Armenian Death March Experiences, Part 2
Oral History Item Type Metadata
Oh, we didn't come to that. Then we came a place called Franjilar (inaudible) -- oh, before that, my youngest uncle (inaudible) caught. And he was with us in one place; they take my aunt away, and my uncle of course (inaudible) to do something. They killed him right there, my uncle, and took my aunt away. And after armistice she had two children by Turks, came back to the Christianity. No other nation did that. I know there were Armenians in New York that they were two sisters; they had children from Turks. They ran away. They (inaudible) where we were living. And we are that kind of Christian. We don't -- they didn't know details like science. They believed to it, Christianity. And the same there, another woman they were taking away by force like that, with bayonets. You see the blood running, but you can't stay. You have to move, move and move.
Then we came to Franjilar, someplace near a city of Malatya. I think we stayed there ten days or something, I don't know why. The only thing, when I was walking around, I see babies. I mean, babies, thirty, twenty-five, I don't know. They were lying there, and all dirty, flies and things, sobbing, near to dying. Who knows what happened to their parents. They were dying. I never forget that. That was very sad picture. And while we were there, you hear once in a while the screaming, crying, or who knows what is happening over there. And by the way, my youngest brother and one of my baby cousins died during those walks. My grandmother died over there in Franjilar.

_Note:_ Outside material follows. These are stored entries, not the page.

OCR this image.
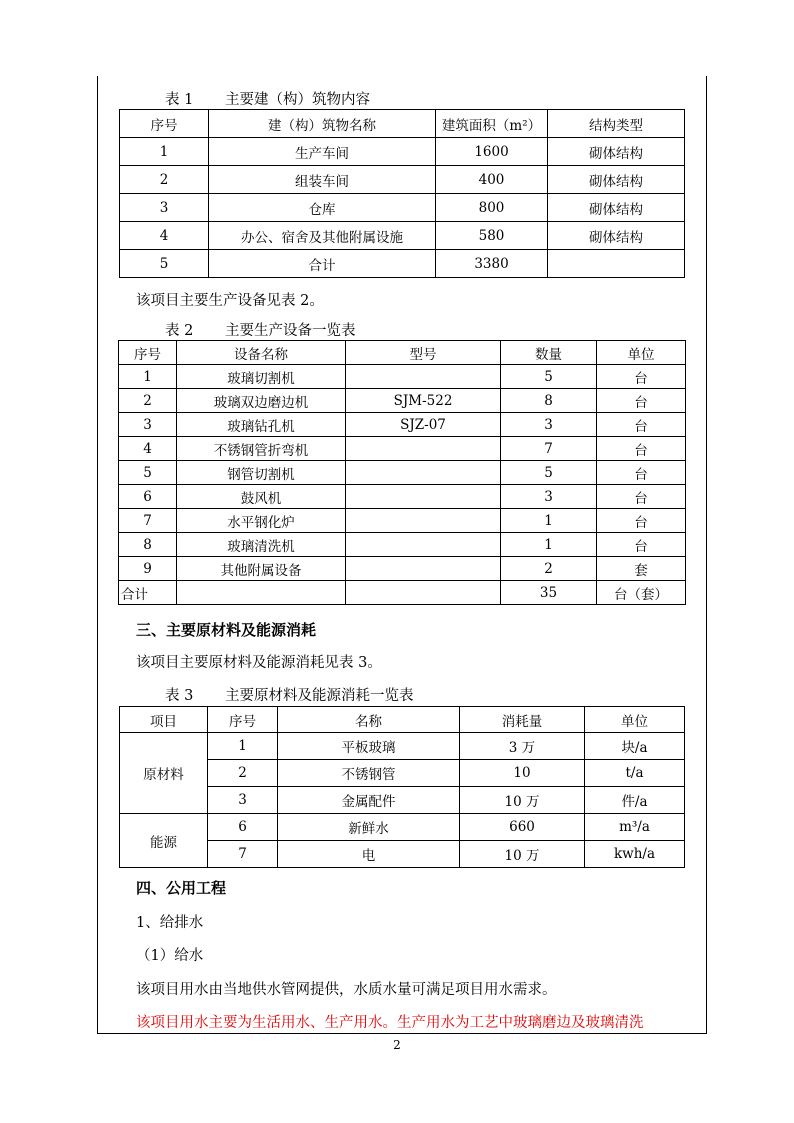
表 1 主要建（构）筑物内容
序号	建（构）筑物名称	建筑面积（m²）	结构类型
1	生产车间	1600	砌体结构
2	组装车间	400	砌体结构
3	仓库	800	砌体结构
4	办公、宿舍及其他附属设施	580	砌体结构
5	合计	3380	
该项目主要生产设备见表 2。
表 2 主要生产设备一览表
序号	设备名称	型号	数量	单位
1	玻璃切割机		5	台
2	玻璃双边磨边机	SJM-522	8	台
3	玻璃钻孔机	SJZ-07	3	台
4	不锈钢管折弯机		7	台
5	钢管切割机		5	台
6	鼓风机		3	台
7	水平钢化炉		1	台
8	玻璃清洗机		1	台
9	其他附属设备		2	套
合计			35	台（套）
三、主要原材料及能源消耗
该项目主要原材料及能源消耗见表 3。
表 3 主要原材料及能源消耗一览表
项目	序号	名称	消耗量	单位
原材料	1	平板玻璃	3 万	块/a
	2	不锈钢管	10	t/a
	3	金属配件	10 万	件/a
能源	6	新鲜水	660	m³/a
	7	电	10 万	kwh/a
四、公用工程
1、给排水
（1）给水
该项目用水由当地供水管网提供，水质水量可满足项目用水需求。
该项目用水主要为生活用水、生产用水。生产用水为工艺中玻璃磨边及玻璃清洗
2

After that, they deported us, started the mountains. That was the worst thing. We go there maybe twelve, fourteen carts, hatchets, and guns and everything, bayonets. You're scared. There was rocks; to me it looks like a passage or something, I don't know. There were twelve, fourteen of them, pulling the women away. They're screaming and everything. Anybody (inaudible), they killed you right there, in the place. Nobody even had to cry anymore to defend them, their people. I saw three or four of them like that, and in the back you hear the screaming. That's the worst place. I was scared. Very worst place. I don't know what to do to myself, holding my mother or something.
And that uncle, the other one, he dress like woman and he hold my baby sister in his lap to look like woman. And women start to put soil on their face, anything to look older. They did everything not to be kidnapped by those people. Those are mountains. Nobody had any money. No food. And leaves or grass, dry something, we used to eat those. And all rocks; our shoes are worn out already. Very bad. One place, gendarmes walked in the top, and it was a windy day. There was a narrow place to walk, and it was a windy day. Few people tumbled down in the valley: one of my cousins happened the same thing. And then things got very, very bad, and I don't know how many days.